Target potensial serangan ini dilaporkan mencakup instalasi sipil dan ekonomi, termasuk fasilitas energi, pelabuhan, dan bandara. Intelijen Saudi mendeteksi ada pertemuan antara pihak Irak, Houthi, dan anggota IRGC, serta pergerakan drone dan rudal yang mencurigakan.
Eskalasi di Tengah Upaya Diplomasi
Munculnya ancaman ini terjadi saat Arab Saudi sebenarnya sedang mengupayakan deeskalasi dan negosiasi dengan Iran yang dinilai mulai menunjukkan arah positif. Pejabat tersebut menduga rencana serangan ini bertujuan menggagalkan kemajuan negosiasi dan mungkin mengindikasikan ada perebutan kekuasaan internal di dalam Iran sendiri.
Meskipun ada ancaman, Arab Saudi menegaskan akan tetap melanjutkan upaya deeskalasi dan komunikasi dengan otoritas Irak. Namun, mereka juga menegaskan kesiapan militer. "Arab Saudi akan mengambil semua tindakan yang diperlukan untuk menangani agresi apa pun," tegas pejabat tersebut.
Serangan Houthi Melukai Warga Sipil
Tak lama setelah pernyataan pejabat tersebut, koalisi yang dipimpin Saudi melaporkan serangan Houthi di wilayah selatan Arab Saudi dekat perbatasan Yaman pada Kamis (6/8). Serangan tersebut melukai 11 warga sipil.
Korban luka terdiri dari tujuh warga negara Saudi--termasuk seorang wanita dan anak berusia 4 tahun yang menderita luka bakar derajat dua--serta seorang warga Yaman, dua warga Mesir, dan satu warga Pakistan. Koalisi mengecam tindakan tersebut sebagai serangan teroris yang menggunakan penembakan membabi buta terhadap objek sipil.

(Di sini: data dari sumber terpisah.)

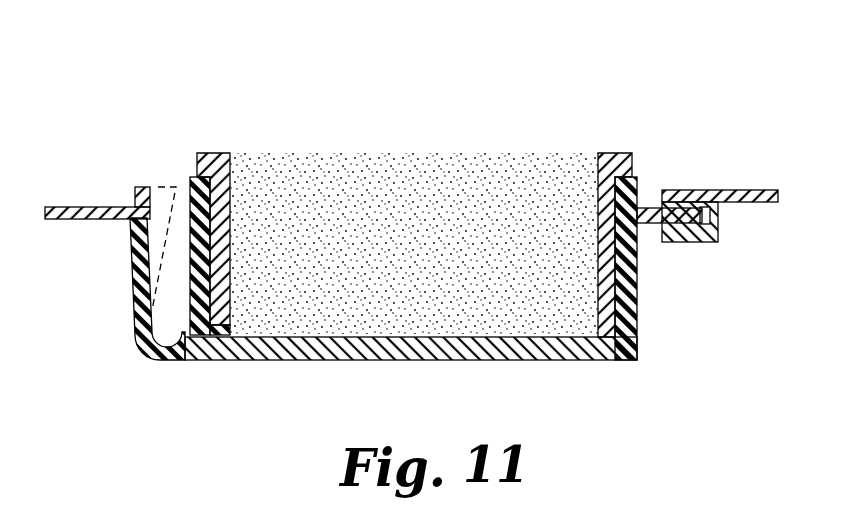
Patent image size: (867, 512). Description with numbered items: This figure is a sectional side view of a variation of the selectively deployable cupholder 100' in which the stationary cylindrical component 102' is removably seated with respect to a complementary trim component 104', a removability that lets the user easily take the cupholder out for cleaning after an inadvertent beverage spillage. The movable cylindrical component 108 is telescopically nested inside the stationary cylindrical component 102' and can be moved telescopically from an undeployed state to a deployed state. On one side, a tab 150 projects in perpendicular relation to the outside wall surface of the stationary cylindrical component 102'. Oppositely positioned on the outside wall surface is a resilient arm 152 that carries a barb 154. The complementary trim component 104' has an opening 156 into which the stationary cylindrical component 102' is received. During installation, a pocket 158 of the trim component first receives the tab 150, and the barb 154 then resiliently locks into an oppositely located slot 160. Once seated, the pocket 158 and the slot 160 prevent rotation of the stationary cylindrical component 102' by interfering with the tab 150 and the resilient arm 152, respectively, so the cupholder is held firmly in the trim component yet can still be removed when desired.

The selectively deployable cupholder 100' is at (412, 198).
The stationary cylindrical component 102' is at (484, 256).
The complementary trim component 104' is at (728, 143).
The movable cylindrical component 108 is at (561, 205).
The tab 150 is at (705, 216).
The resilient arm 152 is at (131, 240).
The barb 154 is at (127, 220).
The opening 156 is at (150, 212).
The pocket 158 is at (688, 230).
The slot 160 is at (152, 212).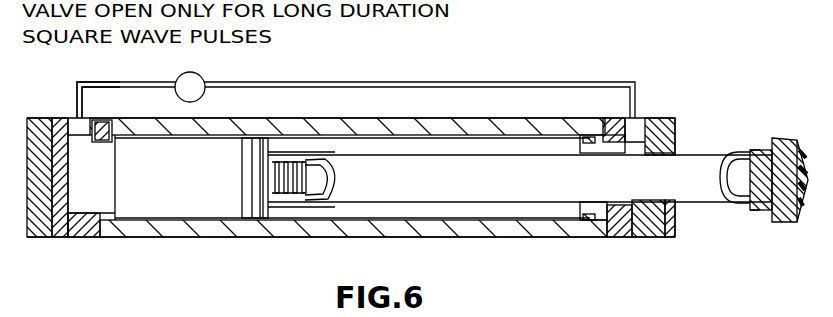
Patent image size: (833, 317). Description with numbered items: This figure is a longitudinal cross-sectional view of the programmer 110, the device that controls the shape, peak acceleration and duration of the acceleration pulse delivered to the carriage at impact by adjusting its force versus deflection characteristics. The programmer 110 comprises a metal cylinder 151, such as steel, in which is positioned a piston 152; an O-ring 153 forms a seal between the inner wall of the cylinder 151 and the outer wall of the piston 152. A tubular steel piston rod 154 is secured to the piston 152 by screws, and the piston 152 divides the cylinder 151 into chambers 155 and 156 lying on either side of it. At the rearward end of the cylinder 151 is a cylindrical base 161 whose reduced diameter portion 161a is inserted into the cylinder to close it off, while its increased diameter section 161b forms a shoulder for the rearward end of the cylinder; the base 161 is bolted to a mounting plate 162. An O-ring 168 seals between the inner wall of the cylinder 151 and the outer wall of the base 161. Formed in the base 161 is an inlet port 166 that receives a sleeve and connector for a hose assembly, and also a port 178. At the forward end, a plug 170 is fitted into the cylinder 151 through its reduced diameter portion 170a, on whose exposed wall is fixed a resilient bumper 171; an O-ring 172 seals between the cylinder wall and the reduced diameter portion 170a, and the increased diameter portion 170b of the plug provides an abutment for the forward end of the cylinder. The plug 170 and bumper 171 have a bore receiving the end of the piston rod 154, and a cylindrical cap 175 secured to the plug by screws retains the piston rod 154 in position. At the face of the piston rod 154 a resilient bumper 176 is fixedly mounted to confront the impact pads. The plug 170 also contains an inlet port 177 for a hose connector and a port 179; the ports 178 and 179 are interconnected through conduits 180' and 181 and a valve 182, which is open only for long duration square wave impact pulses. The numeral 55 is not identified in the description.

The programmer 110 is at (552, 66).
The conduit 180' is at (115, 85).
The conduit 181 is at (328, 82).
The valve 182 is at (204, 79).
The mounting plate 162 is at (45, 117).
The cylinder 151 is at (428, 122).
The O-ring 168 is at (101, 133).
The port 178 is at (86, 177).
The inlet port 166 is at (82, 213).
The cylindrical base 161 is at (58, 236).
The reduced diameter portion 161a is at (120, 140).
The increased diameter section 161b is at (73, 228).
The chamber 155 is at (363, 222).
The chamber 156 is at (167, 222).
The piston 152 is at (243, 152).
The O-ring 153 is at (262, 188).
The piston rod 154 is at (490, 187).
The reduced diameter portion 170a is at (603, 125).
The port 179 is at (625, 140).
The increased diameter portion 170b is at (668, 104).
The plug 170 is at (686, 121).
The cylindrical cap 175 is at (678, 146).
The resilient bumper 171 is at (563, 210).
The O-ring 172 is at (593, 216).
The inlet port 177 is at (632, 217).
The resilient bumper 176 is at (800, 142).
The valve seat 55 is at (750, 215).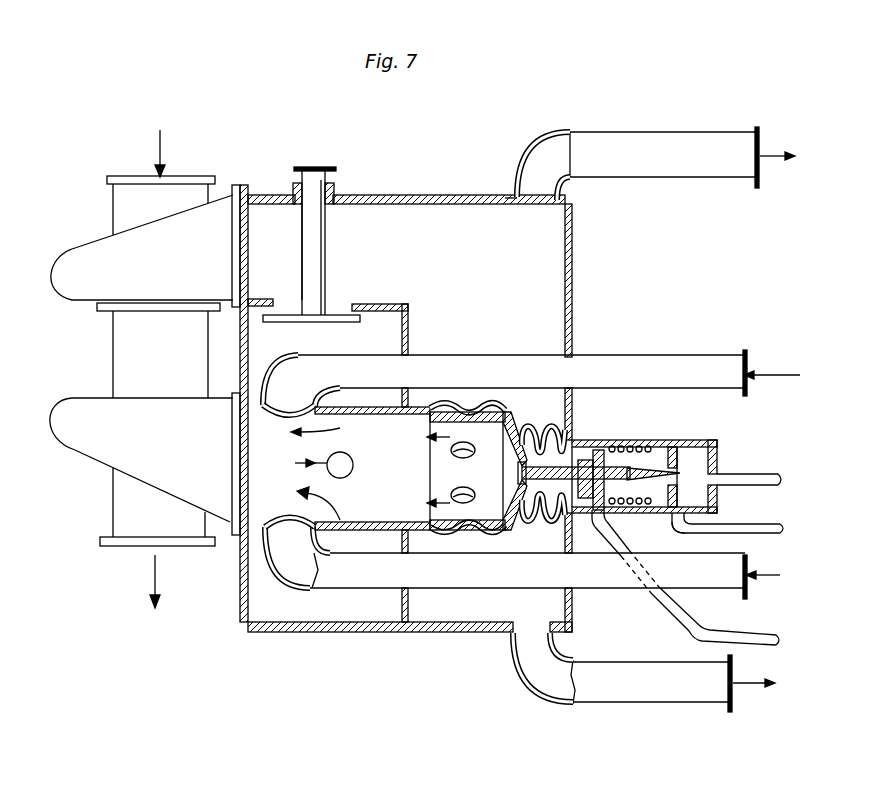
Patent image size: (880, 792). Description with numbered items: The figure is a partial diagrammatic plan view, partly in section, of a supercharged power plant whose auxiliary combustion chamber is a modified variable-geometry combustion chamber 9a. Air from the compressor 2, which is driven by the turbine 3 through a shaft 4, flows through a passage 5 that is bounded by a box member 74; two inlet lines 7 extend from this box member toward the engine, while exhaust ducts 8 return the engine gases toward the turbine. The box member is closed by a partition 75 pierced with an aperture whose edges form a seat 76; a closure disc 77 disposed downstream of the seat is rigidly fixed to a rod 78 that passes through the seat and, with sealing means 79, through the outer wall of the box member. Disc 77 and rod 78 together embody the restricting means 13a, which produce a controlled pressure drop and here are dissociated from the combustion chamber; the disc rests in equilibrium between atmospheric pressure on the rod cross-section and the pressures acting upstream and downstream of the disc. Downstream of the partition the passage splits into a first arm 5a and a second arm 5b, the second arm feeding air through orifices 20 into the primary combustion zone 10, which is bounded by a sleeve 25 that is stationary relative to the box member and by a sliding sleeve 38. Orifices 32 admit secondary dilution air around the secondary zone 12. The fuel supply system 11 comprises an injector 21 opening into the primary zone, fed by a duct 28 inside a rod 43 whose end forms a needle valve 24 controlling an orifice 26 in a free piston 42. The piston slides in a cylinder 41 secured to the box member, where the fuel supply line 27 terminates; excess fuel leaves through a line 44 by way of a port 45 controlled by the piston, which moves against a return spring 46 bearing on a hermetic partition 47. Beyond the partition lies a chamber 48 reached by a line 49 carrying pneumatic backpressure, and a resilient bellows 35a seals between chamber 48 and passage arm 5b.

Langkah Strategis Regional
Sebagai respons terhadap situasi keamanan yang memanas, Arab Saudi, Turki, dan Pakistan dijadwalkan mengadakan pertemuan puncak di Mekah pada Jumat (7/8/2026). Menurut sumber regional, pertemuan ini diharapkan akan mengumumkan kesepakatan pertahanan bersama.
Ketegangan ini merupakan kelanjutan dari konflik panjang yang dimulai sejak 2015, ketika koalisi pimpinan Saudi melakukan intervensi militer terhadap Houthi di Yaman. Konflik selama bertahun-tahun tersebut menciptakan salah satu krisis kemanusiaan terburuk di dunia. (I-2)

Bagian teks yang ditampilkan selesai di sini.